Quantifying the greenhouse gas (GHG) emissions of the Solana blockchain network requires a methodology focused on carbon intensity and the geographic footprint of its decentralized nodes. Similar to the energy source analysis, the process begins by locating active nodes using a combination of public data and specialized web crawling technology. This geographic information is critical because the carbon footprint of electricity varies significantly between different jurisdictions depending on their local power generation mix. For nodes that cannot be precisely located, the analysis uses data from comparable blockchain networks to ensure the estimation remains as complete as possible. The carbon intensity of the electricity used by these nodes is derived from the Carbon intensity of electricity generation dataset, accessible via Our World in Data. This dataset, which is licensed under CC BY 4.0, provides essential metrics on the amount of CO2 equivalent emitted per kilowatt-hour of electricity produced in various countries. By merging node locations with these carbon intensity values, the network can calculate its Scope 2 emissions, which represent the indirect emissions from the generation of purchased electricity.
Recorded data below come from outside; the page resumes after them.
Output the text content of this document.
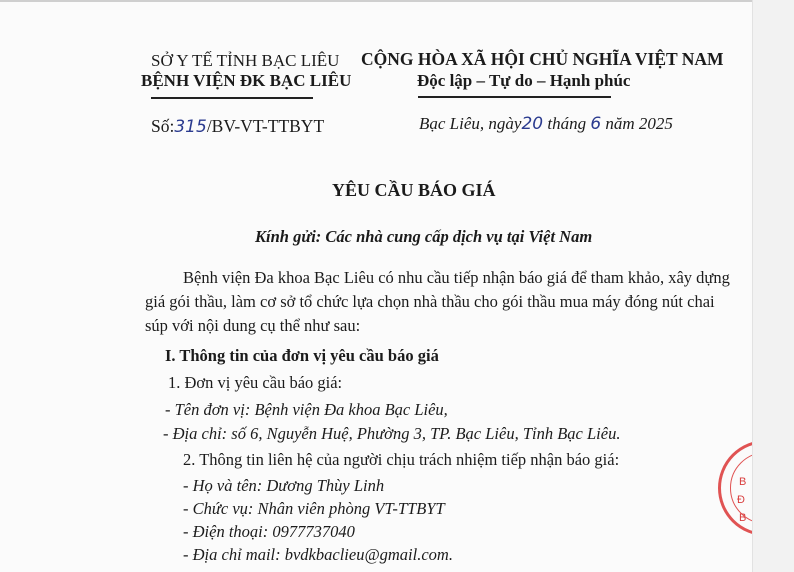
SỞ Y TẾ TỈNH BẠC LIÊU
BỆNH VIỆN ĐK BẠC LIÊU
CỘNG HÒA XÃ HỘI CHỦ NGHĨA VIỆT NAM
Độc lập – Tự do – Hạnh phúc
Số:315/BV-VT-TTBYT	Bạc Liêu, ngày20 tháng 6 năm 2025
YÊU CẦU BÁO GIÁ
Kính gửi: Các nhà cung cấp dịch vụ tại Việt Nam
Bệnh viện Đa khoa Bạc Liêu có nhu cầu tiếp nhận báo giá để tham khảo, xây dựng
giá gói thầu, làm cơ sở tổ chức lựa chọn nhà thầu cho gói thầu mua máy đóng nút chai
súp với nội dung cụ thể như sau:
I. Thông tin của đơn vị yêu cầu báo giá
1. Đơn vị yêu cầu báo giá:
- Tên đơn vị: Bệnh viện Đa khoa Bạc Liêu,
- Địa chỉ: số 6, Nguyễn Huệ, Phường 3, TP. Bạc Liêu, Tỉnh Bạc Liêu.
2. Thông tin liên hệ của người chịu trách nhiệm tiếp nhận báo giá:
- Họ và tên: Dương Thùy Linh
- Chức vụ: Nhân viên phòng VT-TTBYT
- Điện thoại: 0977737040
- Địa chỉ mail: bvdkbaclieu@gmail.com.
B
Đ
B
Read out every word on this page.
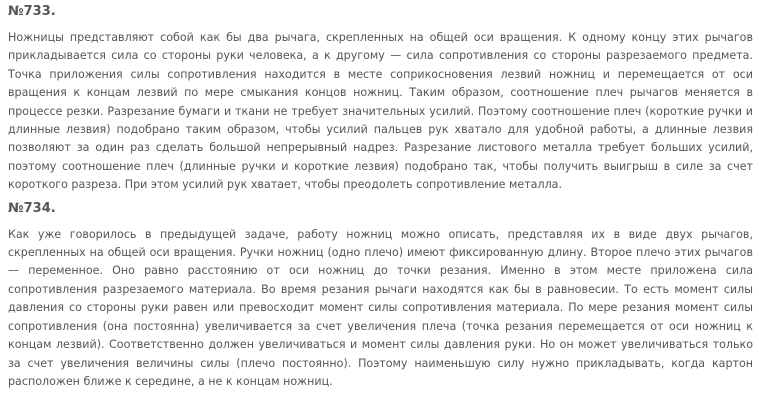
№733.

Ножницы представляют собой как бы два рычага, скрепленных на общей оси вращения. К одному концу этих рычагов прикладывается сила со стороны руки человека, а к другому — сила сопротивления со стороны разрезаемого предмета. Точка приложения силы сопротивления находится в месте соприкосновения лезвий ножниц и перемещается от оси вращения к концам лезвий по мере смыкания концов ножниц. Таким образом, соотношение плеч рычагов меняется в процессе резки. Разрезание бумаги и ткани не требует значительных усилий. Поэтому соотношение плеч (короткие ручки и длинные лезвия) подобрано таким образом, чтобы усилий пальцев рук хватало для удобной работы, а длинные лезвия позволяют за один раз сделать большой непрерывный надрез. Разрезание листового металла требует больших усилий, поэтому соотношение плеч (длинные ручки и короткие лезвия) подобрано так, чтобы получить выигрыш в силе за счет короткого разреза. При этом усилий рук хватает, чтобы преодолеть сопротивление металла.

№734.

Как уже говорилось в предыдущей задаче, работу ножниц можно описать, представляя их в виде двух рычагов, скрепленных на общей оси вращения. Ручки ножниц (одно плечо) имеют фиксированную длину. Второе плечо этих рычагов — переменное. Оно равно расстоянию от оси ножниц до точки резания. Именно в этом месте приложена сила сопротивления разрезаемого материала. Во время резания рычаги находятся как бы в равновесии. То есть момент силы давления со стороны руки равен или превосходит момент силы сопротивления материала. По мере резания момент силы сопротивления (она постоянна) увеличивается за счет увеличения плеча (точка резания перемещается от оси ножниц к концам лезвий). Соответственно должен увеличиваться и момент силы давления руки. Но он может увеличиваться только за счет увеличения величины силы (плечо постоянно). Поэтому наименьшую силу нужно прикладывать, когда картон расположен ближе к середине, а не к концам ножниц.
The methodology also focuses on GHG intensity, measuring the marginal emissions generated by one additional transaction on the blockchain. This allows for a performance-based assessment of the network's environmental impact. The results are typically reported in tonnes of CO2 equivalent (tCO2e), providing a standardized metric that allows for comparison with other industries and financial systems. This data-driven approach ensures that the network’s environmental disclosures are rooted in empirical global energy statistics and verifiable infrastructure data.